On June 5, 2014 the NB Court of Queen’s Bench decided both the information US-based National Alliance (NA) disseminates and the NA’s purpose are against Canadian public policy – and so is the gift an NB man left to the NA in his will. Based on this decision, there are limits to not only what you leave your money for – but also to whom you leave it.

Mr. McCorkill left all of his estate to the NA in his will. After Mr. McCorkill died, his sister asked the NB Court to void the bequest because it was illegal and/or against public policy because the NA and its activities breach Canadian law. The NA denied this and argued that regardless, the Court could not void the gift based on the beneficiary’s identity, only the specific purposes attached to the bequest – and there were none.

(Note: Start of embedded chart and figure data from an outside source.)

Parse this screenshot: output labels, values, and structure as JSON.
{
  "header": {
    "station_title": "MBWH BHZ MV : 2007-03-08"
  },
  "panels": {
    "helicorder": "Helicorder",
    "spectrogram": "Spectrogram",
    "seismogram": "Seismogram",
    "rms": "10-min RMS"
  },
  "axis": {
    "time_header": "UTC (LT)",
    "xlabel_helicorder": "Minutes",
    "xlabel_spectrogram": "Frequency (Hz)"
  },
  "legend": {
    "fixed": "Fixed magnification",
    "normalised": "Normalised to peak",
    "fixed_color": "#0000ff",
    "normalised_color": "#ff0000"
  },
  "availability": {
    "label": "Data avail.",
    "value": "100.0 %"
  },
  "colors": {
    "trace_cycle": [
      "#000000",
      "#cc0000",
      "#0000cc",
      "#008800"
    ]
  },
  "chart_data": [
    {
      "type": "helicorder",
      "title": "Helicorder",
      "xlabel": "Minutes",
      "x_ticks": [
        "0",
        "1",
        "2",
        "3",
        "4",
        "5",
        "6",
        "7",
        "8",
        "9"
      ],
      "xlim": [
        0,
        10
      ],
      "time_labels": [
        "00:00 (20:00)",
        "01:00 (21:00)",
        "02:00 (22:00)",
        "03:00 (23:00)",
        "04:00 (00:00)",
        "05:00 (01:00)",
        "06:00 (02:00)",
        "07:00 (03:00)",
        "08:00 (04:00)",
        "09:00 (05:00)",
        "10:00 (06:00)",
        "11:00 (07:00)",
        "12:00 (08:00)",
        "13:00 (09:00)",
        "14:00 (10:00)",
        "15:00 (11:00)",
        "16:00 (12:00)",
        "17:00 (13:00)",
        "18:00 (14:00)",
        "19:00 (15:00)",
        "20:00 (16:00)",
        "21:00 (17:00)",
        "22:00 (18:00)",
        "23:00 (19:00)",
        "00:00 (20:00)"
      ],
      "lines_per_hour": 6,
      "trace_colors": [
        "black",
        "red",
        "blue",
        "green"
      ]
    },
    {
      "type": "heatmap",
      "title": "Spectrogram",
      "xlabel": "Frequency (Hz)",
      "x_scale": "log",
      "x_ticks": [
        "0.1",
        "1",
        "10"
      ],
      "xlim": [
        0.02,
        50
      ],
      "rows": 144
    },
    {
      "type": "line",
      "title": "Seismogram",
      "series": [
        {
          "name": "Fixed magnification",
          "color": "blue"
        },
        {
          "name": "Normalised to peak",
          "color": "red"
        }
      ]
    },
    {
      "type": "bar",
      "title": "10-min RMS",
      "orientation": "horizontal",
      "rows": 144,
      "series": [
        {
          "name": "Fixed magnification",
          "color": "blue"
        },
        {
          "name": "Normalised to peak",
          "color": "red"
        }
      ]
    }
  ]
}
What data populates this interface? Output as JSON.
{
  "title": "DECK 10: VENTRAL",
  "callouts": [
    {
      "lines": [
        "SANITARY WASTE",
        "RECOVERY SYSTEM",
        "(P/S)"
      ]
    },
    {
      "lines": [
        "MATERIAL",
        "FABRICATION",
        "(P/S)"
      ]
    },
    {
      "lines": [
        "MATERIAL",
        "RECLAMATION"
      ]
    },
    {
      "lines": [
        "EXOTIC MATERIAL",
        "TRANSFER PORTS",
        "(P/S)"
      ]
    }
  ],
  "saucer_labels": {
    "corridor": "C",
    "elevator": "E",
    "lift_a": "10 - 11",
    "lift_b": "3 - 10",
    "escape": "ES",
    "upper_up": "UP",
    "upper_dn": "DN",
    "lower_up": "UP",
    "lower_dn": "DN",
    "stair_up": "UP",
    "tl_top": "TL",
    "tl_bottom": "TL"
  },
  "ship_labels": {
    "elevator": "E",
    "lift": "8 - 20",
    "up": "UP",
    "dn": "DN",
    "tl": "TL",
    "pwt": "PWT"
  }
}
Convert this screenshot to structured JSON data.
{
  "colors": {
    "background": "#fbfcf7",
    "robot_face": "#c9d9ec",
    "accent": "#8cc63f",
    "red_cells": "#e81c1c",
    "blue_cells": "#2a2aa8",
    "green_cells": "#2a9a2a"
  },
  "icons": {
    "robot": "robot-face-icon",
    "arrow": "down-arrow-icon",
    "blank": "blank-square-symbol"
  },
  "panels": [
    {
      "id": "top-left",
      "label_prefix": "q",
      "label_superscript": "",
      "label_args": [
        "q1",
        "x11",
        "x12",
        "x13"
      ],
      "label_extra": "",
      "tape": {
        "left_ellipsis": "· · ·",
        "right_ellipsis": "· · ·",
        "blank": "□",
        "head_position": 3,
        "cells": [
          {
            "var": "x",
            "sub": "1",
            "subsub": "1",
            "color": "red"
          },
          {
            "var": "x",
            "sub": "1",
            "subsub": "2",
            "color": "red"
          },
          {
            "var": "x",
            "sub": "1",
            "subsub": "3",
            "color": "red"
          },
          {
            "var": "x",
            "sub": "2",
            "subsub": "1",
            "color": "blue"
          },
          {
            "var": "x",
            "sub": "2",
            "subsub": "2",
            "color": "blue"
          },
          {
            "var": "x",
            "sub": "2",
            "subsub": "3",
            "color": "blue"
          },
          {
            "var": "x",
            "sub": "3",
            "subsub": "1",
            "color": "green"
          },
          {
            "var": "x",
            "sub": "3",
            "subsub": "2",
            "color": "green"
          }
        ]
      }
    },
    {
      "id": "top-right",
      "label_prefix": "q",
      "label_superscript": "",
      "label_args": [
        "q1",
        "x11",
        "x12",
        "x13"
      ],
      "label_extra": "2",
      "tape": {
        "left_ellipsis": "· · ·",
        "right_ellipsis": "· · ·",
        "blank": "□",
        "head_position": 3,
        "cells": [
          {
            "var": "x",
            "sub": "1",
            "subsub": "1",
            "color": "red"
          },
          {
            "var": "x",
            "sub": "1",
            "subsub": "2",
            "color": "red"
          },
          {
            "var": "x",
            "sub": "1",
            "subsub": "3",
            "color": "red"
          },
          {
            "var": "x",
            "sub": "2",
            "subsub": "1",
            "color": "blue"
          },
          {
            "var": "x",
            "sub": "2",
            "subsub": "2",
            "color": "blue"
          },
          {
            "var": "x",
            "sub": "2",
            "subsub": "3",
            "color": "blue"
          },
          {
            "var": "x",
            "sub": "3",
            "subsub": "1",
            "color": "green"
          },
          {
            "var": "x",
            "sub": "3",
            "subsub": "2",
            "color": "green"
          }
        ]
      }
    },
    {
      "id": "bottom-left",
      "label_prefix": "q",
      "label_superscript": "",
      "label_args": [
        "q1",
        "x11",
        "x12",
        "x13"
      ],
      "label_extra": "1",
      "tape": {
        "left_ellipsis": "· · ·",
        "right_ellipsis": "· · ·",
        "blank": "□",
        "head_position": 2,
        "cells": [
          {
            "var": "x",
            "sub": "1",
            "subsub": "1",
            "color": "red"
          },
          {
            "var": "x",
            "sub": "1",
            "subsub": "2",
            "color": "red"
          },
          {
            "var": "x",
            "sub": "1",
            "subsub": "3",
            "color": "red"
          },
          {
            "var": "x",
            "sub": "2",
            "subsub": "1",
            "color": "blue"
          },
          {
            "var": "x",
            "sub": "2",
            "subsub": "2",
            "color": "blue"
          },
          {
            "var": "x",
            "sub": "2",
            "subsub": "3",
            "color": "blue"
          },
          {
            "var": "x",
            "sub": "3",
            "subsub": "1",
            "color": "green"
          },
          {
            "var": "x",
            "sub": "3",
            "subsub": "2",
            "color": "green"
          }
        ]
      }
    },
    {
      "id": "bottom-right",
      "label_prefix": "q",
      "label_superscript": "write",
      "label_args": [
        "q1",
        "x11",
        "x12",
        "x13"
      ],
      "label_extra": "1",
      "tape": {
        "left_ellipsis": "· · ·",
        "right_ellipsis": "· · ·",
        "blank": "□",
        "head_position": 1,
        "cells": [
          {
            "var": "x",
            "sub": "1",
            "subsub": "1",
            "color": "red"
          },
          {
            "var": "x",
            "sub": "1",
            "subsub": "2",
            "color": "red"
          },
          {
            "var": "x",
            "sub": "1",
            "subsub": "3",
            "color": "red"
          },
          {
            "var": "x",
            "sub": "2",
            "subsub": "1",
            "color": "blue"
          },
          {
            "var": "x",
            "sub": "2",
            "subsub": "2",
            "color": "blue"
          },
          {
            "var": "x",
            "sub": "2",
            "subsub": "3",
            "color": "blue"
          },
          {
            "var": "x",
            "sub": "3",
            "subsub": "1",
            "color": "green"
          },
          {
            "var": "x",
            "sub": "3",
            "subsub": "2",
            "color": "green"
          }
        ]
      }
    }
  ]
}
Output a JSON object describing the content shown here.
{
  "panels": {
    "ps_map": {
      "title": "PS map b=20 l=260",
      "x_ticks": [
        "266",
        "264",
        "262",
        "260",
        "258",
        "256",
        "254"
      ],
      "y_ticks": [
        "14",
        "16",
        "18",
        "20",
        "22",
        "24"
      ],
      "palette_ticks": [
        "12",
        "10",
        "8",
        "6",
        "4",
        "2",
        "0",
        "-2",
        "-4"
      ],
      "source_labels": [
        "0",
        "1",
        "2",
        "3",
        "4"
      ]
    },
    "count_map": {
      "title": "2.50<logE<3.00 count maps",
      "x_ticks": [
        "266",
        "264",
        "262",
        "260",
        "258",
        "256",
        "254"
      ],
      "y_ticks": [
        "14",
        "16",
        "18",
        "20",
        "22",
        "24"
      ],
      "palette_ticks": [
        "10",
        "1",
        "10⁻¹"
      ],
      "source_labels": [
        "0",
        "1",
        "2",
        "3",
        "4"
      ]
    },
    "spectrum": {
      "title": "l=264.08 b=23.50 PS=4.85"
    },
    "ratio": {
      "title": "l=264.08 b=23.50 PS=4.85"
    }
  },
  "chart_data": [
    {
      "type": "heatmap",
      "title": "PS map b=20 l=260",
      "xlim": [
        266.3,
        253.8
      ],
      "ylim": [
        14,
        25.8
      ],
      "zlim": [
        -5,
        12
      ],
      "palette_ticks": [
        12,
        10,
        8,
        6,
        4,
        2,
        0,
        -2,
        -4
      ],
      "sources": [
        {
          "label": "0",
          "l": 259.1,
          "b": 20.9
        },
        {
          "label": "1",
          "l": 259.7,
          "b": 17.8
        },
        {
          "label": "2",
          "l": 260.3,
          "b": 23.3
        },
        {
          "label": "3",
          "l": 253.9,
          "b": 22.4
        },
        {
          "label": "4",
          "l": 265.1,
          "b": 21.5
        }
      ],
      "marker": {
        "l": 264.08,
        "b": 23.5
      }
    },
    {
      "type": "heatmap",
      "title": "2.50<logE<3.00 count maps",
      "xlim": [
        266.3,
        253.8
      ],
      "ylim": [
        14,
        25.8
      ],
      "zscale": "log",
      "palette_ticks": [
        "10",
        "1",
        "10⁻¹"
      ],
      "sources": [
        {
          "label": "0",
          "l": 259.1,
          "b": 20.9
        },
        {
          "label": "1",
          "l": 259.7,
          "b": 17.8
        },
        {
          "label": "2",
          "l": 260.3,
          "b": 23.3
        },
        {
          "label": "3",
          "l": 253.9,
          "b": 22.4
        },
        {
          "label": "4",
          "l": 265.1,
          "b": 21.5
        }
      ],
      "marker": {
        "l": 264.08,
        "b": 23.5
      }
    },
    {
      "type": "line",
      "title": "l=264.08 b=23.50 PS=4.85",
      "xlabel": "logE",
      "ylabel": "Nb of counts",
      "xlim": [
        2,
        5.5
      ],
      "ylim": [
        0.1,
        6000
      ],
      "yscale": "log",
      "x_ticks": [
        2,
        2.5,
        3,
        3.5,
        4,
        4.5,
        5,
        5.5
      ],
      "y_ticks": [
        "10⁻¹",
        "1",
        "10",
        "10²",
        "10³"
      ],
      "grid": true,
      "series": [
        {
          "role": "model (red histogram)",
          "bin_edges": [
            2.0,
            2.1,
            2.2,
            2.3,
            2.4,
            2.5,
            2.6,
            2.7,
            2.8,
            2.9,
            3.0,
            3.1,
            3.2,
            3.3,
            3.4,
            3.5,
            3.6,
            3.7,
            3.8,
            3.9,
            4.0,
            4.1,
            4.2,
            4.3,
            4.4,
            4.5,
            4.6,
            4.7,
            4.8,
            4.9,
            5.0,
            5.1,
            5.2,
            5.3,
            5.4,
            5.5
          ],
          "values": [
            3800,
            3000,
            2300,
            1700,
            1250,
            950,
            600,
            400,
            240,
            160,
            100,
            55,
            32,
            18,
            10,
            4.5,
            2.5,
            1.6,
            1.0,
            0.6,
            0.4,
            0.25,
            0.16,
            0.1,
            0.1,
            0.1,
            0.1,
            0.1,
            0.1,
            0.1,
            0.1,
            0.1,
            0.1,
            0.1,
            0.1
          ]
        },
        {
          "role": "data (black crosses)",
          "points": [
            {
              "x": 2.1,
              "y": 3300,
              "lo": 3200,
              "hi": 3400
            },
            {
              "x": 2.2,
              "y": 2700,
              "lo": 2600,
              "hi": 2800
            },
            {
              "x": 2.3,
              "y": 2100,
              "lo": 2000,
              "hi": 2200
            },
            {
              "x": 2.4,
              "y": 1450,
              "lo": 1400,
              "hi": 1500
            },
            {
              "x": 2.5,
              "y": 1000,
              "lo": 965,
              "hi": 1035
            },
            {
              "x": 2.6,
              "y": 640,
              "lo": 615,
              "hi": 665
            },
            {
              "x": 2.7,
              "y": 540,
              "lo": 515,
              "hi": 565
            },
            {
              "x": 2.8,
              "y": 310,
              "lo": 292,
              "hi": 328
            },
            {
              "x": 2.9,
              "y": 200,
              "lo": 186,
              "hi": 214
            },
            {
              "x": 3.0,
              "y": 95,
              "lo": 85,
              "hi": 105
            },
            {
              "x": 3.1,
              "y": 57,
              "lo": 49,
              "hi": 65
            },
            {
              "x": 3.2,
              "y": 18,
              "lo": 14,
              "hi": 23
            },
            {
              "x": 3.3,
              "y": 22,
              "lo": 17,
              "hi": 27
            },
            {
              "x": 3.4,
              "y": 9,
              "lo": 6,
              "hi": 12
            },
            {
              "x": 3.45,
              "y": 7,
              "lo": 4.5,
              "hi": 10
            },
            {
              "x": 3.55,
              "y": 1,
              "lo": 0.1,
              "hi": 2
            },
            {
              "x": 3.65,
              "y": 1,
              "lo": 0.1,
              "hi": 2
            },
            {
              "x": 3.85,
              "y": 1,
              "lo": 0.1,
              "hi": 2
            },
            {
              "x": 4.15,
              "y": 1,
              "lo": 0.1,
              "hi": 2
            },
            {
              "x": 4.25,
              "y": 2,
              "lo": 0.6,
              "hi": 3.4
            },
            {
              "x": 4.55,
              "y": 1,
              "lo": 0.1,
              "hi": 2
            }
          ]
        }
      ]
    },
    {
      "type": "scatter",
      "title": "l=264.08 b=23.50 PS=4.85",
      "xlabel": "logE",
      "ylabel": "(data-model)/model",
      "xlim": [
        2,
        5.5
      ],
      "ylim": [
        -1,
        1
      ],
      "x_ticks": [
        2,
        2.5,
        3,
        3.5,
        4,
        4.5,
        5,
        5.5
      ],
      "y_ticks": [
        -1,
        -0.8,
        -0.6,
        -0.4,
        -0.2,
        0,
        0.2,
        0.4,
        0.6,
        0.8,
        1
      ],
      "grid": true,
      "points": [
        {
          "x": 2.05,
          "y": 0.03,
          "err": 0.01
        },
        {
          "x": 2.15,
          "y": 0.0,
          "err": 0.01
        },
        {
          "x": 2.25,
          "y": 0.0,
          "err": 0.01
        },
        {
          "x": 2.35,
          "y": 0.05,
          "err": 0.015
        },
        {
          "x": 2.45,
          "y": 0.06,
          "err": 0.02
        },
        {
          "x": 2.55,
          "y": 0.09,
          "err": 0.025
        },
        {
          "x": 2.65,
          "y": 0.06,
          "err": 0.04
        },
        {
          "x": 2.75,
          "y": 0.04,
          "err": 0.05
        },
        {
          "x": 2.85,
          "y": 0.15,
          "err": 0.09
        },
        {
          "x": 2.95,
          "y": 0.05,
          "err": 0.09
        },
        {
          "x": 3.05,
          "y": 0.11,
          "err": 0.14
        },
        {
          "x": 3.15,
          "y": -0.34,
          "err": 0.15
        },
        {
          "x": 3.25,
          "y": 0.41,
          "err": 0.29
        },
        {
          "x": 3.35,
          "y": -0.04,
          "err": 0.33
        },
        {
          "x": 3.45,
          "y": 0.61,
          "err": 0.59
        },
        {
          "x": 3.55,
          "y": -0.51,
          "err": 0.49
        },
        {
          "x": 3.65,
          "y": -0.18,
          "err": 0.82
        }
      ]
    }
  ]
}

In strongly worded and unequivocal reasons, the NB Court of Queen’s Bench decided the bequest to the NA is invalid. No other Canadian Court is required to follow the decision, but could choose to do so because it is based on Canadian laws (the Criminal Code of Canada, the Canadian Charter of Rights and Freedoms, international conventions to which Canada is a party, and Provincial human rights laws generally) that apply across Canada:

  • Hate Propoganda. McCorkill’s sister submitted extensive evidence about the NA’s purposes and activities – and based on it, the Court decided the information the NA disseminates is “hate propaganda”.
  • Not in Canada. Dissemination of the NA’s writings might be legal in the US – but it is illegal in Canada: public incitement of hatred is a criminal offence here.
  • Against Public Policy. Activity that is illegal – and also contrary to the values of the Canadian Charter of Rights, Provincial human rights laws and international conventions promoting equality and dignity of the person and prohibiting discrimination on the basis of race and ethnic origin – is against Canadian and NB public policy.    
  • The Character of the Beneficiary. The evidence proved that the NA’s identity was indistinguishable from the purpose for which Mr. McCorkill intended the bequest to be used: the only thing the NA would or could do with the bequest was be to further its illegal purposes.    
  • Flood Gates Reversed. The Court quickly rejected the argument that voiding the gift would lead to a flood of estates litigation – and countered that not voiding it could lead to a flood of illegal gifts.

Courts rarely interfere with a person’s freedom to choose who will receive her assets after her death on the basis it’s against public policy – and rarer still based on who the beneficiary is, as opposed to the purpose for which the giver says the bequest must be used. The Court’s key decision that the NA’s identity and its purpose are indistinguishable was heavily influenced by the volume and nature of the evidence and the unique facts, but it’s now clear that there are limits to what you leave your money for – and to whom you leave it.